Another important finding is that anemia is a common complication observed in renal patients and the administration of recombinant human erythropoietin (RHE) and intravenous iron are recommended by the Kidney Disease Outcomes Quality Initiative (KDOQI) Clinical Practice Guidelines 47. Previous studies have indicated that anemia acts as a contributing factor associated with CKD and oxidative stress, while adjuvant therapies, mainly intravenous (i.v.) iron, seem to further increase this process 48. However, in our study, mean values of ferritin higher than 500 ng/mL were observed in those individuals with high NO concentrations and adequate Fe and SatFe values in the majority of participants, remembering that Fe supplementation in this population is common. Since ferritin with higher values in the group of individuals with high NO concentration and eNOS stimulating the synthesis of ferritin to sequester the free Fe 49 we could suggest that there is an adequate production of NO with vasodilator function in this population.

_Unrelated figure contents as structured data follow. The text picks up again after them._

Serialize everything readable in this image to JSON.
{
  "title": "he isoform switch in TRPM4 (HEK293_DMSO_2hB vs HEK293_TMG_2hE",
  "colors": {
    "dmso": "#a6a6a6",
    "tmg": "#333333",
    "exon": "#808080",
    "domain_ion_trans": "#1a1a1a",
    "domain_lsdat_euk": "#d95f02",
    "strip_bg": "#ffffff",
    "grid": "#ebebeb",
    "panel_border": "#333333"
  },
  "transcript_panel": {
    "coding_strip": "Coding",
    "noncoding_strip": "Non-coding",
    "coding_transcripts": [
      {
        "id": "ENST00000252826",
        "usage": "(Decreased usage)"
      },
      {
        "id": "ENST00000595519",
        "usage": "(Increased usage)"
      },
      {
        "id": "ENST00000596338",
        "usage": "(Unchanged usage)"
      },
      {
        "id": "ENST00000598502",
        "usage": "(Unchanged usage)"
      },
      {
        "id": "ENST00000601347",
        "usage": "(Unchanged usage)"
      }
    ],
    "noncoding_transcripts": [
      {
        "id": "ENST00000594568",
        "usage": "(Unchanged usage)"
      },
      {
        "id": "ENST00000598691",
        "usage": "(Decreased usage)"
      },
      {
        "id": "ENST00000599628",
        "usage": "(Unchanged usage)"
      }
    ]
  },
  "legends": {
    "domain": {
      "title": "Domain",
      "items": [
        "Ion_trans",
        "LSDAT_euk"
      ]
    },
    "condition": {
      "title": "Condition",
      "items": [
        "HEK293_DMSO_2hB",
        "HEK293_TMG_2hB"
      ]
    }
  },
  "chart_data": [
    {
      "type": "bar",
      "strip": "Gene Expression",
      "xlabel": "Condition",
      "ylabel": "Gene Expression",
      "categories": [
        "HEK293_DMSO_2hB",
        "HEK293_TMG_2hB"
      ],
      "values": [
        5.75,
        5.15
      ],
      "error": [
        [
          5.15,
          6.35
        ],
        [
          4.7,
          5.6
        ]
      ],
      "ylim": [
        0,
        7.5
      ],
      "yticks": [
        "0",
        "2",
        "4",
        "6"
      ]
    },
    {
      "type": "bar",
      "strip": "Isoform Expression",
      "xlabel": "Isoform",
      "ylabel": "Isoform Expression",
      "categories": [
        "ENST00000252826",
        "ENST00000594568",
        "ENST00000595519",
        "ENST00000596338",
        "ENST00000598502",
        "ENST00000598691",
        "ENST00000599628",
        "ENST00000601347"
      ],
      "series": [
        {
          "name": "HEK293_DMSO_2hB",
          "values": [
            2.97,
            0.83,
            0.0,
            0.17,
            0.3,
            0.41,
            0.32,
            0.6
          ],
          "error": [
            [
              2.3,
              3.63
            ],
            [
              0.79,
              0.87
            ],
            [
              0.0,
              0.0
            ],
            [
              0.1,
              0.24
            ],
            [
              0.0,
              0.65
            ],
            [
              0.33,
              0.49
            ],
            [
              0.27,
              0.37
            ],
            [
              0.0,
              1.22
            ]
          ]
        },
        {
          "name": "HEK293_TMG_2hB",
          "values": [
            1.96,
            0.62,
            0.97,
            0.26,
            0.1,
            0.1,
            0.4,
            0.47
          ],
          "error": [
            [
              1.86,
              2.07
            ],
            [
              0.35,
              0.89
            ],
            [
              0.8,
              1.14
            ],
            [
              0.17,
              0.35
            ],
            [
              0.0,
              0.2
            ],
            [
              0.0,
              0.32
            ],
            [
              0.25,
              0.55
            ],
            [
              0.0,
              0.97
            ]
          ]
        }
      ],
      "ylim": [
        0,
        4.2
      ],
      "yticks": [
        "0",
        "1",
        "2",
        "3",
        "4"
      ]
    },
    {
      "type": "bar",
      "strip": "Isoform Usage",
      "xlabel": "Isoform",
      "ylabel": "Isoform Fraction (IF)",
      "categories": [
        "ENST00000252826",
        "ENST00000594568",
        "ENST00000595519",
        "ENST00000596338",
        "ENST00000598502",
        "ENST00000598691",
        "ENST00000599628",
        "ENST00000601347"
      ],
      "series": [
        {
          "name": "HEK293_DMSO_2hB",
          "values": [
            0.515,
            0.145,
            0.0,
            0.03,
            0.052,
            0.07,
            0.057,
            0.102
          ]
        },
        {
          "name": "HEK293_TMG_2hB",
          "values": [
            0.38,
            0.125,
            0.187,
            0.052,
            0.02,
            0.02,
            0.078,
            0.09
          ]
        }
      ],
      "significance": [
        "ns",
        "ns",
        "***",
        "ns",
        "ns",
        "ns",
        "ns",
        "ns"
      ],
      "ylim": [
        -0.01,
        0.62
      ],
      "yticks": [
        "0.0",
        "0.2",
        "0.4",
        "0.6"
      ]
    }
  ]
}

Finally, in the present study, mGSA presented significantly higher scores, corresponding to malnutrition status, being statistically significant at low NO concentrations (p = 0.012). In this sense, the pro-inflammatory state, oxidative stress, endothelial dysfunction and malnutrition resulting from these pathological processes are common to CKD. mGSA is a reliable tool for assessing early malnutrition 50. The presence of malnutrition may contribute to the reduction of NO synthesis, release and activity by eNOS, activating several components of the atherogenic process, such as vasoconstriction 51. The study by Silva et al. corroborates with these findings, since they observed a blockade in the transport of L-arginine and synthesis of nitric oxide, being this one associated with the increase of the platelet aggregation in individuals with malnourished DRT 52. In our study, there was no association between the markers of body composition and NO. One explanation for this result is that the majority of study participants presented normal albumin values. In this sense, Danielski et al. 53 demonstrated that inflammatory and oxidative stress markers were increased in patients with hypoalbuminemia when compared to normoalbuminemic patients. In addition, our samples presented in majority normal weight and adequate body fat mass. Thus, the lack of association between oxidative stress and body fat composition markers may be influenced by the low prevalence of malnutrition or by the antioxidant effect of albumin.
In conclusion, the present cross-sectional study showed a significant association of NO with markers of lipid and iron metabolism, as well as with inflammatory markers (IL6 and IL10) and oxidative stress (SOD) in HD patients, indicating its important risk mediator of this population. In addition, the clinical-nutritional status and nutrient consumption with antioxidant properties (Cu, Zn, Mn, vitamin C and ω3) seem to modulate this relationship.